Future evolution of 12P and other Halley-type comets in near-polar orbits

ABSTRACT We investigate the future 100 kyr evolution of six selected Halley-type comets (HTCs) to show their basic commonalities and differences in dynamical behaviour. This includes estimating the probability of sungrazing and flipping. We combined three complementary numerical methods to study the dynamical features: the numerical integrations forwards in time, the Lyapunov time estimations, and the mean exponential growth factor of nearby orbits (MEGNO). For each comet, we obtain the osculation orbits from the available observations. We then construct swarms of virtual comets as the basis for all dynamical studies. We show that two comets with $q<1.3$ au achieve the sungrazing state in the future with high probability: 161P with the likelihood of $\sim$80 per cent will be a sungrazing object with $q<0.005$ au in the next 13 kyr, and 122P with 50 per cent in the next 100 kyr. We found that both these HTCs reach the sungrazing states due to Kozai resonances with other planets than Jupiter; for example, Uranus acts as the agent of Kozai resonance for 161P. We indicate that the high sungrazing probability for both comets is connected with a high likelihood of orbit flipping.
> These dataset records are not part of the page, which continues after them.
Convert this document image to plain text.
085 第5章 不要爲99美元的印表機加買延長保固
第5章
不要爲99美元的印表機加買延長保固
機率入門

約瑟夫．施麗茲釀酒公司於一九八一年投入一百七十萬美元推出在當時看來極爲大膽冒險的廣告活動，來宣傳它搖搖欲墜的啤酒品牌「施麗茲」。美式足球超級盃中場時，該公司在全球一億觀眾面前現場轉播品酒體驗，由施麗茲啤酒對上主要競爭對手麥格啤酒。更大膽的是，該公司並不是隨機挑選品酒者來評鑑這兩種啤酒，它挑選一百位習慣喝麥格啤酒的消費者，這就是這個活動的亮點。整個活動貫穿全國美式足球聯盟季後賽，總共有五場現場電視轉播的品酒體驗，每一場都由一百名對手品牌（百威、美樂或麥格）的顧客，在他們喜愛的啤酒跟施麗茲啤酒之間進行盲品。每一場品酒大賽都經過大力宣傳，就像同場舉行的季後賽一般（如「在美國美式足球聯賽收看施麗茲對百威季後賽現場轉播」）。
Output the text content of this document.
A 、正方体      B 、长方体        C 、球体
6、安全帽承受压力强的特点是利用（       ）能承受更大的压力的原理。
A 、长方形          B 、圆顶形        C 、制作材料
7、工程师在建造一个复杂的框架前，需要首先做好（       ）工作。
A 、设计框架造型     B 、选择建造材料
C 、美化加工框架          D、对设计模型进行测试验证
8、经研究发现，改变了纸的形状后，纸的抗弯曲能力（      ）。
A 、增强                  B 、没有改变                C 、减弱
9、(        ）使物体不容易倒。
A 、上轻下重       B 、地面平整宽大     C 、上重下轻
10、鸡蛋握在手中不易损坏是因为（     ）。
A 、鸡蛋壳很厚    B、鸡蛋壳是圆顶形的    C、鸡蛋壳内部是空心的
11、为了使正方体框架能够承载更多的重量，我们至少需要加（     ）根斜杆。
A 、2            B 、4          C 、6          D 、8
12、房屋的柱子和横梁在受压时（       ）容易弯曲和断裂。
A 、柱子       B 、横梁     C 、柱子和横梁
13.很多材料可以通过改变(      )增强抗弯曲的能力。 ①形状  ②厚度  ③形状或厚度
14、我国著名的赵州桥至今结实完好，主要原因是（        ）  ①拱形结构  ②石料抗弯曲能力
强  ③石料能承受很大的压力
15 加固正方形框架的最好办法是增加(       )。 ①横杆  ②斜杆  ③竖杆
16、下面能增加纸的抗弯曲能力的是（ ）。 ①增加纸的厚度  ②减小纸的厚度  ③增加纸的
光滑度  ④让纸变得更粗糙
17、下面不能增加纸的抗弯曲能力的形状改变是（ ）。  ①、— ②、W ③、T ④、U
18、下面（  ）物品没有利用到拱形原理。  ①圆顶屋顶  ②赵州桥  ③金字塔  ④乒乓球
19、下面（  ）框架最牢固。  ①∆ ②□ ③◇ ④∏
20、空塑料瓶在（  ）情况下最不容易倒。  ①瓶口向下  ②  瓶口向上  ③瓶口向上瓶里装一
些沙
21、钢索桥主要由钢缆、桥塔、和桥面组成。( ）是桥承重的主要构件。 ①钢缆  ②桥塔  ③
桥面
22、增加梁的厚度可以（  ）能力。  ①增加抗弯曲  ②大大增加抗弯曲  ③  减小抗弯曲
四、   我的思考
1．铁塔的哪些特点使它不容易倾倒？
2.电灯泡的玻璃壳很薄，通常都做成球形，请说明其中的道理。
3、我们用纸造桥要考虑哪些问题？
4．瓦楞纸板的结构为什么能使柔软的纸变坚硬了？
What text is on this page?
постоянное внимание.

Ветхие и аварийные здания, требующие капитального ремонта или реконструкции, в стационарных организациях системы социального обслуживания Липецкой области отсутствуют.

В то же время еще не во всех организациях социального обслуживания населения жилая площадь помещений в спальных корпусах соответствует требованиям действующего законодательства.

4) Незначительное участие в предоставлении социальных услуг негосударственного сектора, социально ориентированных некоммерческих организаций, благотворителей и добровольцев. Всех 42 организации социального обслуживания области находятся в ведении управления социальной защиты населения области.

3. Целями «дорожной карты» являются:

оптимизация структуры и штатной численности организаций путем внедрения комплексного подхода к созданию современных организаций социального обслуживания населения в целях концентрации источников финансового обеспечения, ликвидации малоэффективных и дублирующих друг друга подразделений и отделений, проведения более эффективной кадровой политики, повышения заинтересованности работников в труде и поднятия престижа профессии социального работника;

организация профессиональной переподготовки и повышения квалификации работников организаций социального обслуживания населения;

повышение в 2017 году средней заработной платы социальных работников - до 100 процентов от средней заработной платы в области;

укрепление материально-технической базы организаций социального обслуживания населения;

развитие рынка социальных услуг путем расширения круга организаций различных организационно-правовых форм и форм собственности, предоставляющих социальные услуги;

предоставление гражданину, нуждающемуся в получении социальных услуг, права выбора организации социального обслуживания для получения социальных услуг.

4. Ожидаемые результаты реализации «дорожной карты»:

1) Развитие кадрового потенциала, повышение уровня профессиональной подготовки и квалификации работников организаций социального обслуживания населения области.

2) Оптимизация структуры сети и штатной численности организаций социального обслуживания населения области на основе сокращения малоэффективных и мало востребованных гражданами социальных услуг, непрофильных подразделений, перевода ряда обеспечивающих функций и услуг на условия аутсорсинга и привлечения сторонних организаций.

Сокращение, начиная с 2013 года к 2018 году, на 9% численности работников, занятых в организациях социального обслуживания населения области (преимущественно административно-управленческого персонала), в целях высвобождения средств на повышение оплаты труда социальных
The other four HTCs have a slight chance to be sungrazers after 100 kyr ($< 2.2$ per cent); however, three of them can achieve a high flipping probability. We show that the Lyapunov time and MEGNO indicator give a complementary picture of the orbital stability after 104 yr. Results allow us to rank comets from the most to least chaotic, where 161P is a particular case with its high probability to disintegrate due to the Kozai mechanism.